Positive Reinforcement
According to behavioural theorists, for depressed individuals to feel better, they need to break this vicious cycle by forcing themselves to engage in behaviours that would provide them with some degree of pleasure. Eventually, positive reinforcement produced by the process of behavioural activation will begin counteracting the depressive affects undermining the feelings if hopelessness that characterise depression and thereby increasing feelings of personal control over the environment.
Environmental factors may help explain the reason depression tends to run in families. Constance Hammen studied family histories of depressed individuals; his conclusion was that children of depressed parents often experience poor parenting and many stressful experiences growing up. This may result in poor coping skills and a negative self-concept, making them more vulnerable later in life to stressful events, which may trigger depressive reactions. This conclusion is supported by findings that children of depressed parents exhibit a significantly higher incidence of depression and other disorders as adolescents and young adults.
Sociocultural factors
Depression exists virtually in all cultures; but its prevalence, symptom patterns, and causes reflect cultural variations. For example, Hong Kong and Taiwan have a far lesser prevalence rate of depressive disorders compared to Western countries. Individuals in these societies tend to have strong social support from family and other groups, and this helps them through the occurrence of negative impacts of loss and disappointment.
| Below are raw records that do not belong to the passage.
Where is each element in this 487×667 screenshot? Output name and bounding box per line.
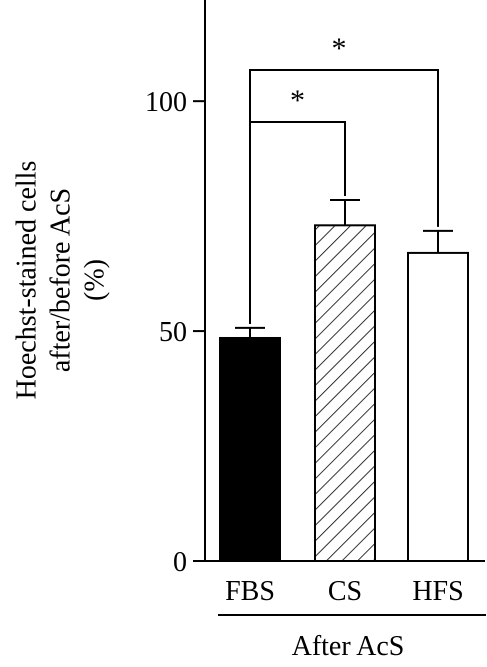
significance-star: * [290, 84, 305, 117]
group-label: After AcS [292, 631, 405, 662]
bars [219, 224, 469, 563]
y-axis-title-line: after/before AcS [46, 188, 77, 372]
y-axis-title-line: (%) [80, 259, 111, 301]
y-axis-title: Hoechst-stained cells after/before AcS (%) [12, 161, 111, 400]
y-tick-label: 50 [159, 317, 187, 348]
significance-bracket [249, 69, 439, 324]
y-tick-label: 0 [173, 547, 187, 578]
significance-brackets: ** [249, 32, 439, 324]
bar-cs [314, 224, 376, 562]
y-axis-title-line: Hoechst-stained cells [12, 161, 43, 400]
error-bars [235, 199, 453, 338]
x-category-labels: FBS CS HFS [225, 576, 464, 607]
bar-fbs [219, 336, 281, 563]
x-category-label: FBS [225, 576, 275, 607]
x-category-label: CS [328, 576, 362, 607]
significance-star: * [332, 32, 347, 65]
y-tick-label: 100 [145, 87, 187, 118]
bar-hfs [407, 251, 469, 562]
x-category-label: HFS [412, 576, 463, 607]
y-ticks: 0 50 100 [145, 87, 205, 578]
Cultural factors, too, can affect the way depression manifests. For example, in Western European countries and North America, there is a predisposition to feelings of guilt and personal inadequacy. On the other hand, people of Latin, Chinese, and African cultures more often tend to suffer from somatic symptoms of fatigue, loss of appetite, and sleep difficulties.
Finally, according to cultural factors in technologically-advanced countries such as Canada and the United States, women have been reported to be twice as depressed than men. Yet, this sex difference is not evident in developing countries.